Meta a récemment racheté Manus, une start-up singapourienne spécialisée en intelligence artificielle, pour une valorisation estimée à plus de 2 milliards de dollars. Cette opération marque une incursion encore rare d’un acteur technologique américain dans l’écosystème asiatique de l’IA. À travers ce rachat, Meta cherche à intégrer des technologies avancées à ses produits et à consolider ses capacités dans un domaine devenu central pour sa stratégie de développement.
Quels effets cette acquisition pourrait-elle avoir sur l’équilibre mondial du secteur ? Et comment Meta entend-elle exploiter le savoir-faire de Manus pour affirmer sa position face aux acteurs chinois et américains ? Éléments de réponse.
Meta et Manus : un rapprochement ciblé
Avec l’intégration de Manus, Meta renforce directement son pôle dédié à l’intelligence artificielle avancée. L’objectif n’est pas seulement d’ajouter une nouvelle brique technologique, mais d’accélérer le déploiement de solutions capables de s’intégrer à l’ensemble de son écosystème, des réseaux sociaux aux outils professionnels.
Ce rachat illustre la volonté du groupe de miser sur des expertises déjà éprouvées plutôt que de tout développer en interne. En s’appuyant sur les équipes et les technologies de Manus, Meta espère gagner du temps dans un secteur où l’avance technologique se joue souvent à quelques mois près.
Pourquoi le choix de Manus s’est imposé ?
Manus bénéficie d’un positionnement solide sur le marché asiatique, soutenu notamment par des acteurs majeurs comme Tencent, et renforcé par un partenariat stratégique avec Alibaba. Sa notoriété repose surtout sur le développement d’un agent d’intelligence artificielle générale dont les performances ont été jugées supérieures à certaines solutions concurrentes, y compris celles d’OpenAI.

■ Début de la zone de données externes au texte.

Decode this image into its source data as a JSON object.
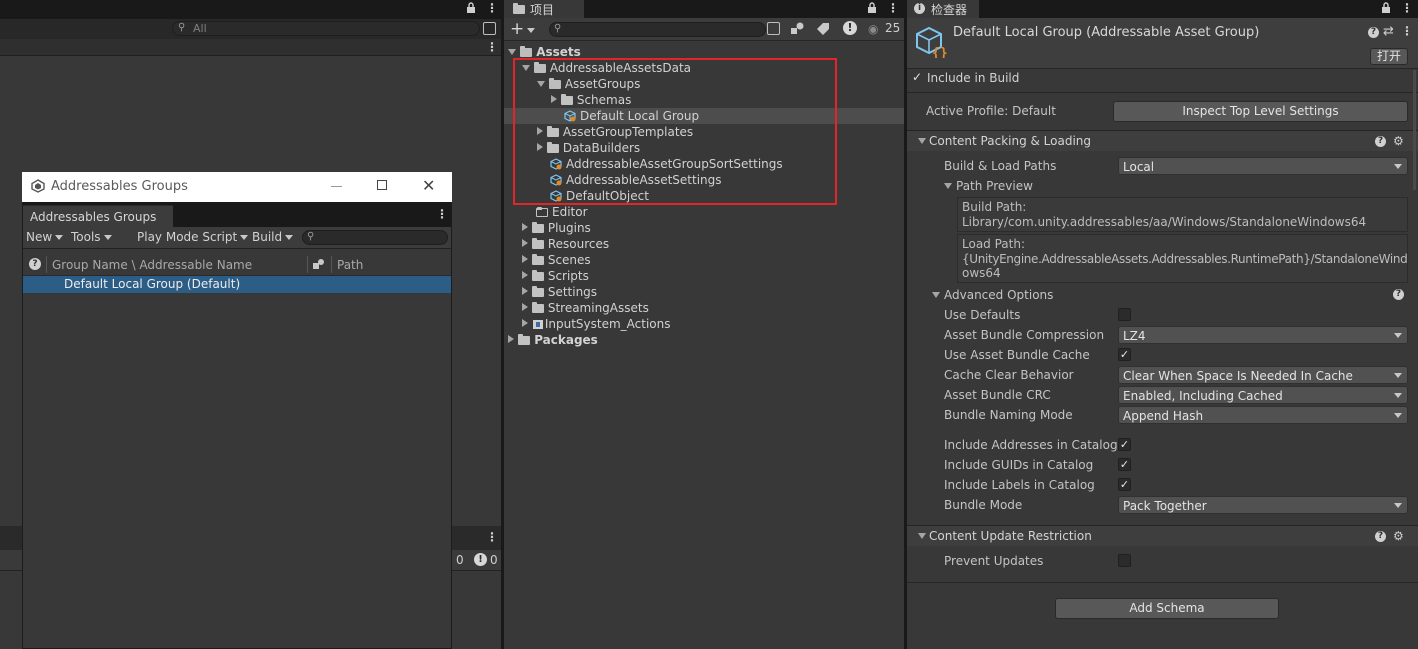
{
  "left_panel": {
    "search_placeholder": "All"
  },
  "addr_window": {
    "title": "Addressables Groups",
    "tab": "Addressables Groups",
    "toolbar": {
      "new": "New",
      "tools": "Tools",
      "play_mode": "Play Mode Script",
      "build": "Build"
    },
    "columns": {
      "group_name": "Group Name \\ Addressable Name",
      "path": "Path"
    },
    "rows": [
      "Default Local Group (Default)"
    ]
  },
  "console_counts": {
    "warnings": "0",
    "errors": "0"
  },
  "project": {
    "tab": "项目",
    "hidden_count": "25",
    "tree": {
      "assets": "Assets",
      "addressable_data": "AddressableAssetsData",
      "asset_groups": "AssetGroups",
      "schemas": "Schemas",
      "default_local_group": "Default Local Group",
      "group_templates": "AssetGroupTemplates",
      "data_builders": "DataBuilders",
      "sort_settings": "AddressableAssetGroupSortSettings",
      "asset_settings": "AddressableAssetSettings",
      "default_object": "DefaultObject",
      "editor": "Editor",
      "plugins": "Plugins",
      "resources": "Resources",
      "scenes": "Scenes",
      "scripts": "Scripts",
      "settings": "Settings",
      "streaming": "StreamingAssets",
      "input_actions": "InputSystem_Actions",
      "packages": "Packages"
    },
    "highlight_color": "#e0252b"
  },
  "inspector": {
    "tab": "检查器",
    "title": "Default Local Group (Addressable Asset Group)",
    "open_button": "打开",
    "include_in_build": "Include in Build",
    "active_profile": "Active Profile: Default",
    "inspect_top_button": "Inspect Top Level Settings",
    "content_packing": {
      "header": "Content Packing & Loading",
      "build_load_paths_label": "Build & Load Paths",
      "build_load_paths_value": "Local",
      "path_preview": "Path Preview",
      "build_path_label": "Build Path:",
      "build_path_value": "Library/com.unity.addressables/aa/Windows/StandaloneWindows64",
      "load_path_label": "Load Path:",
      "load_path_value_1": "{UnityEngine.AddressableAssets.Addressables.RuntimePath}/StandaloneWind",
      "load_path_value_2": "ows64",
      "advanced_options": "Advanced Options",
      "use_defaults": "Use Defaults",
      "compression_label": "Asset Bundle Compression",
      "compression_value": "LZ4",
      "use_cache": "Use Asset Bundle Cache",
      "cache_clear_label": "Cache Clear Behavior",
      "cache_clear_value": "Clear When Space Is Needed In Cache",
      "crc_label": "Asset Bundle CRC",
      "crc_value": "Enabled, Including Cached",
      "naming_label": "Bundle Naming Mode",
      "naming_value": "Append Hash",
      "include_addresses": "Include Addresses in Catalog",
      "include_guids": "Include GUIDs in Catalog",
      "include_labels": "Include Labels in Catalog",
      "bundle_mode_label": "Bundle Mode",
      "bundle_mode_value": "Pack Together"
    },
    "content_update": {
      "header": "Content Update Restriction",
      "prevent_updates": "Prevent Updates"
    },
    "add_schema_button": "Add Schema"
  }
}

Cette capacité à traiter des tâches complexes de manière autonome a pesé lourd dans la décision de Meta. En intégrant cette technologie, le groupe américain cherche à renforcer son expertise sur les usages avancés de l’IA, tout en s’ouvrant à de nouvelles sources de revenus déjà existantes.
Une concurrence mondiale de plus en plus tendue
Ce rachat s’inscrit dans une course à l’IA où Meta doit composer avec des concurrents déjà bien installés, comme Google, Microsoft ou OpenAI. Mark Zuckerberg a annoncé des investissements massifs dans les infrastructures, dont une part significative est destinée au développement de l’intelligence artificielle aux États-Unis.
Cette stratégie ambitieuse ne fait toutefois pas l’unanimité. Certains investisseurs s’interrogent sur la capacité du groupe à transformer ces dépenses en résultats financiers tangibles à court terme. En 2025, le titre Meta a progressé de 12,5 %, une hausse modérée comparée à celle de Nvidia, qui a bondi de plus de 40 % sur la même période.
Ce contraste souligne un enjeu clé pour Meta : démontrer que ses choix stratégiques en matière d’IA, dont l’acquisition de Manus fait partie, peuvent se traduire par une création de valeur durable.